Es ist eine wahre Freude, in der von Till Brönner und seinen vier Bandmitgliedern in die Tat umgesetzten, dem abgerundeten Schönklang verpflichteten Ästhetik zuhörend zu baden, die auf höchster Präzision und disziplinierter Umsetzung gründet. Dieses Klangideal liegt emotionell betrachtet auf der eleganten, kühlen Seite, was der Virtuosität geschuldet ist, die Voraussetzung für die gebotene Präzision ist. Mit Gefälligkeit hat das jedoch nichts zu tun, und mit Glattheit höchstens insoweit als Kanten abgerundet und und Untiefen bis auf ein ungefährliches Niveau aufgefüllt sind. Schönklang in diesem Sinne bedeutet nicht, dass man auf Kraft und Schwung verzichten muss, wenn diese in den beschwingteren Songs angesagt sind, wie im Falle von Come Dance with me und I may be Wrong mit sanft, jedoch bestimmt vorwärts drängender Rhytmusgruppe. Dass das man sich insgesamt stimmungsmäßig vorkommt wie in die sechzige Jahre zurückgebeamt ist dem Ursprung der Songs angemessen und angesichts der aktuellen Freude an Retro alles andere als verkehrt.

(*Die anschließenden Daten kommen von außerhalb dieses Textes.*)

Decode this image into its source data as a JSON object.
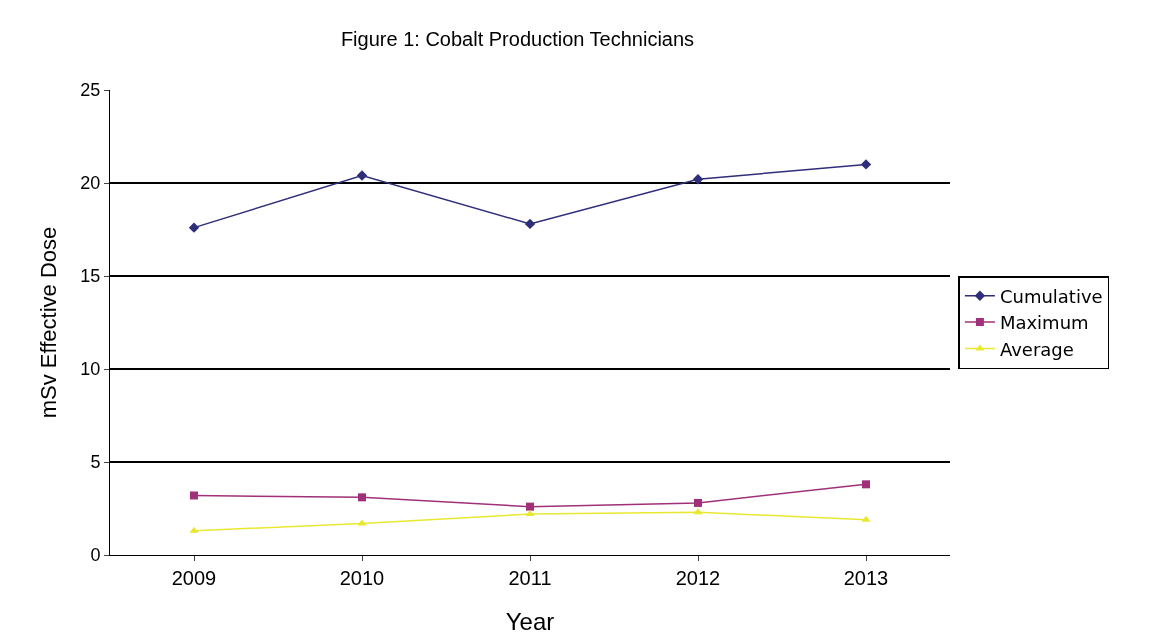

Die vorzügliche Aufnahmetechnik gewährleistet stets einen unverstellten, glasklaren Blick auf das klangliche Geschehen um die Songs auf dem Album The Good Life, zentriert um die famos tönende, virtuos zum Klingen gebrachte Trompete nebst dazu kontrastierender Stimme Till Brönners im Umfeld seiner wie auf sanften Katzenpfoten daherkommenden, stets höchstprofessionell und einfühlend agierenden Mitstreiter der Till Brönner Band.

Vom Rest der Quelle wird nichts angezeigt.